J’ai gardé la foi sous l’oppression totalitaire

J’ai gardé la foi sous l’oppression totalitaire

PAR MIKHAÏL DASEVICH

“ En Allemagne, les Témoins de Jéhovah, on les abat. Tu vois ce fusil ? ” m’a dit l’officier de la Gestapo en montrant une arme posée dans un coin. “ Je pourrais te passer la baïonnette à travers le corps sans le moindre remords. ”

C’était en 1942. Les nazis occupaient mon pays et j’avais 15 ans.

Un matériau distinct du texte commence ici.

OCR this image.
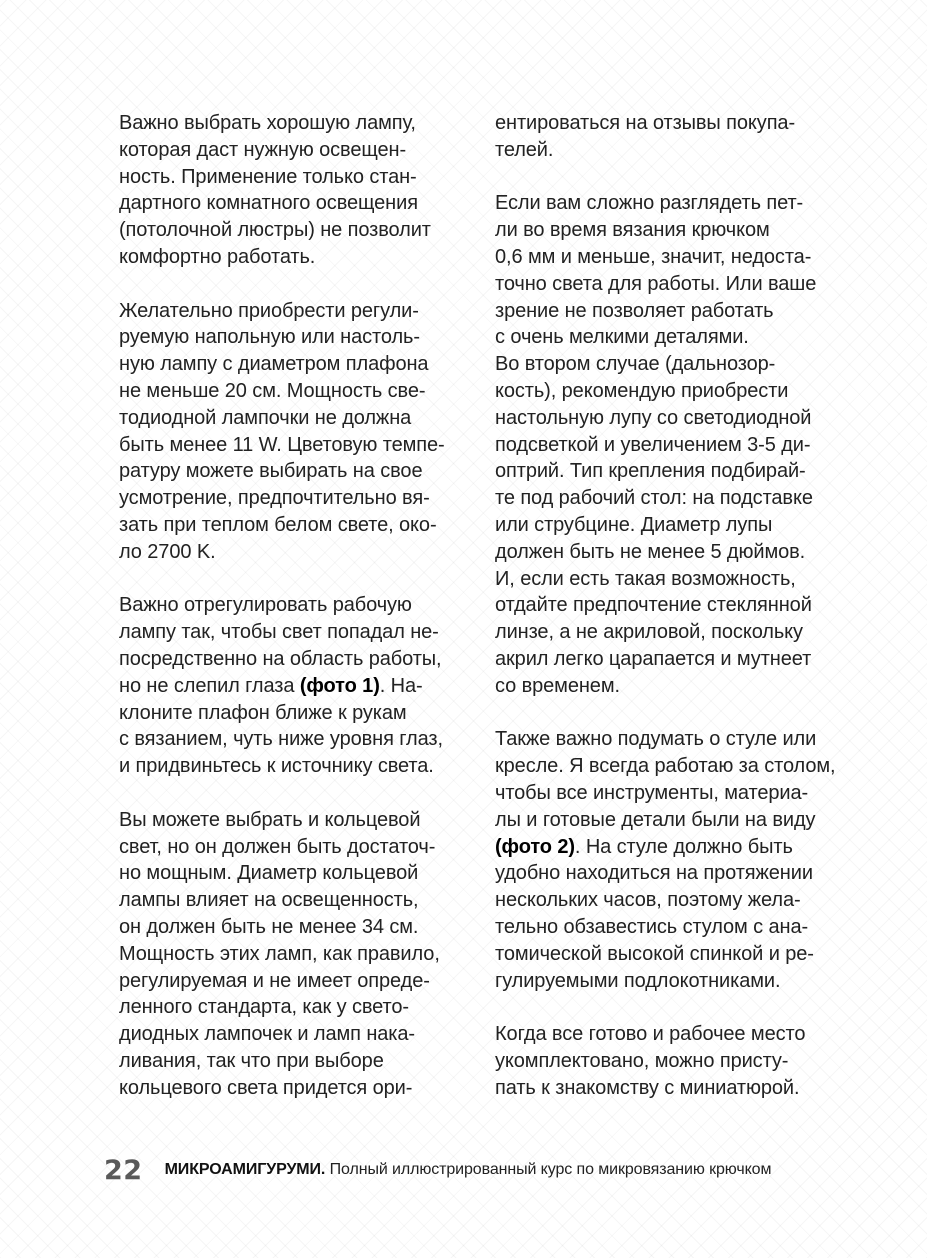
Важно выбрать хорошую лампу,
которая даст нужную освещен-
ность. Применение только стан-
дартного комнатного освещения
(потолочной люстры) не позволит
комфортно работать.

Желательно приобрести регули-
руемую напольную или настоль-
ную лампу с диаметром плафона
не меньше 20 см. Мощность све-
тодиодной лампочки не должна
быть менее 11 W. Цветовую темпе-
ратуру можете выбирать на свое
усмотрение, предпочтительно вя-
зать при теплом белом свете, око-
ло 2700 K.

Важно отрегулировать рабочую
лампу так, чтобы свет попадал не-
посредственно на область работы,
но не слепил глаза (фото 1). На-
клоните плафон ближе к рукам
с вязанием, чуть ниже уровня глаз,
и придвиньтесь к источнику света.

Вы можете выбрать и кольцевой
свет, но он должен быть достаточ-
но мощным. Диаметр кольцевой
лампы влияет на освещенность,
он должен быть не менее 34 см.
Мощность этих ламп, как правило,
регулируемая и не имеет опреде-
ленного стандарта, как у свето-
диодных лампочек и ламп нака-
ливания, так что при выборе
кольцевого света придется ори-

ентироваться на отзывы покупа-
телей.

Если вам сложно разглядеть пет-
ли во время вязания крючком
0,6 мм и меньше, значит, недоста-
точно света для работы. Или ваше
зрение не позволяет работать
с очень мелкими деталями.

Во втором случае (дальнозор-
кость), рекомендую приобрести
настольную лупу со светодиодной
подсветкой и увеличением 3-5 ди-
оптрий. Тип крепления подбирай-
те под рабочий стол: на подставке
или струбцине. Диаметр лупы
должен быть не менее 5 дюймов.
И, если есть такая возможность,
отдайте предпочтение стеклянной
линзе, а не акриловой, поскольку
акрил легко царапается и мутнеет
со временем.

Также важно подумать о стуле или
кресле. Я всегда работаю за столом,
чтобы все инструменты, материа-
лы и готовые детали были на виду
(фото 2). На стуле должно быть
удобно находиться на протяжении
нескольких часов, поэтому жела-
тельно обзавестись стулом с ана-
томической высокой спинкой и ре-
гулируемыми подлокотниками.

Когда все готово и рабочее место
укомплектовано, можно присту-
пать к знакомству с миниатюрой.

22 МИКРОАМИГУРУМИ. Полный иллюстрированный курс по микровязанию крючком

JE SUIS né en novembre 1926 dans un petit village des environs de Stanislav (aujourd’hui Ivano-Frankivs’k) situé à l’époque sur le territoire de la Pologne. Pendant la Seconde Guerre mondiale (septembre 1939-​mai 1945), notre région a été occupée par l’Union soviétique, puis par l’Allemagne, puis de nouveau par l’Union soviétique. Après la guerre, elle a été rattachée à la République socialiste soviétique d’Ukraine. Depuis la disparition de l’Union soviétique (1991), elle appartient à l’Ukraine.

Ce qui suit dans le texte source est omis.